Bach ist ein magischer Name. Nicht nur wegen Johann Sebastian und seinem riesigen und genialen Oeuvre, sondern auch ganz für sich. Denn aus diesen vier Buchstaben B‑A-C‑H lässt sich wunderbar Musik machen – eine Tatsache, die schon Bach selbst und vor allem seine Söhne ausgenutzt haben. So richtig Konjuktur hatte dieses kleine, aber unverkennbare Motiv dann aber in der Romantik: Immer wieder nutzten Komponisten die kleine Tonfolge, um ihre Reverenz an den Meister aus dem Barock auszudrücken. Ganz besonders weit verbreitet war das natürlich bei den Orgelkomponisten, war doch Johann Sebastian Bach gerade im 19. Jahrhundert vor allem als genialer Schaffer von Orgelmusik bekannt.
Daniel Beckmann, der Mainzer Domorganist, hat sich das jetzt bei seinem Konzert an der neuen Orgel in St. Stephan für ein Konzert zu nutze gemacht, das sich ganz um Bach dreht, ohne ihn selbst zu Gehör kommen zu lassen. Zumindest nicht in der Originalgestalt: Denn neben drei der wohl wichtigsten und bekanntesten B‑A-C-H-Bearbeitungen von Liszt, Reger und Schumann stellte er Orgeltranskripitionen von Kantatensätzen.

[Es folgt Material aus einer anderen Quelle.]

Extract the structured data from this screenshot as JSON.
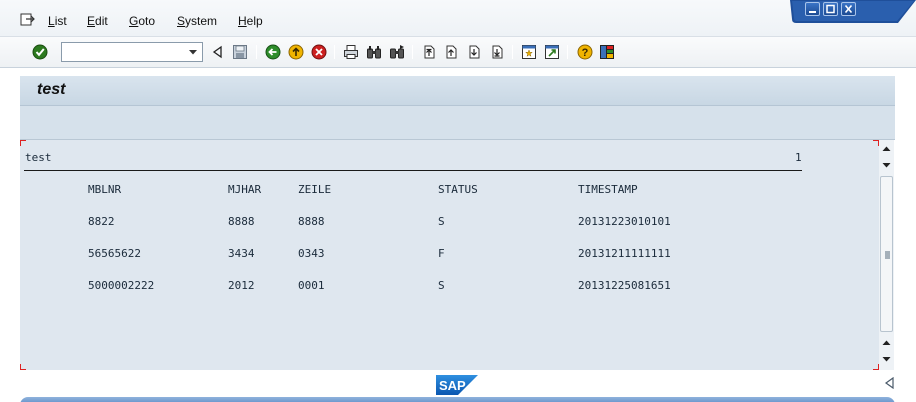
{
  "menu": {
    "items": [
      {
        "label": "List"
      },
      {
        "label": "Edit"
      },
      {
        "label": "Goto"
      },
      {
        "label": "System"
      },
      {
        "label": "Help"
      }
    ]
  },
  "toolbar": {
    "command_field_value": "",
    "icons": [
      "enter-icon",
      "back-nav-icon",
      "save-icon",
      "back-icon",
      "exit-icon",
      "cancel-icon",
      "print-icon",
      "find-icon",
      "find-next-icon",
      "first-page-icon",
      "previous-page-icon",
      "next-page-icon",
      "last-page-icon",
      "create-session-icon",
      "shortcut-icon",
      "help-icon",
      "customize-layout-icon"
    ]
  },
  "screen": {
    "title": "test"
  },
  "list": {
    "header_title": "test",
    "page_number": "1",
    "columns": [
      "MBLNR",
      "MJHAR",
      "ZEILE",
      "STATUS",
      "TIMESTAMP"
    ],
    "rows": [
      [
        "8822",
        "8888",
        "8888",
        "S",
        "20131223010101"
      ],
      [
        "56565622",
        "3434",
        "0343",
        "F",
        "20131211111111"
      ],
      [
        "5000002222",
        "2012",
        "0001",
        "S",
        "20131225081651"
      ]
    ]
  },
  "footer": {
    "logo_text": "SAP"
  },
  "colors": {
    "list_background": "#dfe7ef",
    "title_bar": "#d9e4ee",
    "window_control": "#1f4f9a",
    "status_bar": "#5c8bc6"
  }
}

Gewichtiger kamen aber die Originale aus dem 19. Jahrhundert daher. Gleich zu Beginn setzte Franz Liszts „Präludium und Fuge über den Namen B‑A-C‑H“ einen grandiosen Auftakt. Natürlich ist dieses Werk immer mehr oder weniger mitreißend – aber unter Beckmanns Händen und Füßen gewann es besondere Kraft. Das lag vor allem daran, dass er immer im Moment war: Jeder Takt, jede Phrase durfte in seiner Interpretation ihr Eigenleben vollständig ausleben. Ungeachtet der geforderten Virtuosität und der zu organisierenden Klangmassen wurde das dadurch eine sehr hörerfreundliche Variante. Denn Beckmann nutzte die vielfältigen, genau abgestimmten Klangfarben der neuen Orgel geschickt, um Präludium und Fuge in plastischer Geradlinigkeit zu zeigen: Klarheit und Klanglebendigkeit verbanden sich bei ihm zu großen Momenten.
Zurückhaltender gab er sich bei den ersten drei Fugen über B‑A-C‑H aus der Feder Robert Schumanns. Und das nicht ohne Grund, eine gewisse Strenge ist hier durchaus angebracht. Zumal Beckmann es nie übertreibt, sondern auch die verhaltene Begeisterung dieser Fugen ganz subtil – und darin ungeheuer virtuos – zu einer fast schwerelos-mythischen Aura zu steigern vermag.
Ans Ende seines Programms hatte Beckmann die „Fantasie und Fuge über B‑A-C‑H“ von Max Reger gestellt – eine wahrhaft gewaltige und riesige Verbeugung vor Bach. Wie ein Vulkanausbruch beginnt diese Fantasie, eruptiv und voller ungebändigter Kraft – und der folgende Lavastrom reißt alles mit sich. Bei Beckmann wurde aber auch deutlich, wie zäh so eine Lavamasse fließen kann und wie viel sie überdeckt. Denn so grandios und magisch manche Abschnitte verzauberten, so ging auch manches rhythmische und satztechnische Detail im Sturm des Klangs unter: Der Klangschönheit opferte Beckmann hier den letzten Rest Deutlichkeit. Umso bezaubernder entwickelte er dann die Fuge, deren lange Steigerung er mit viel Ruhe auskostete: Magisch eben, dieser Bach oder B‑A-C‑H.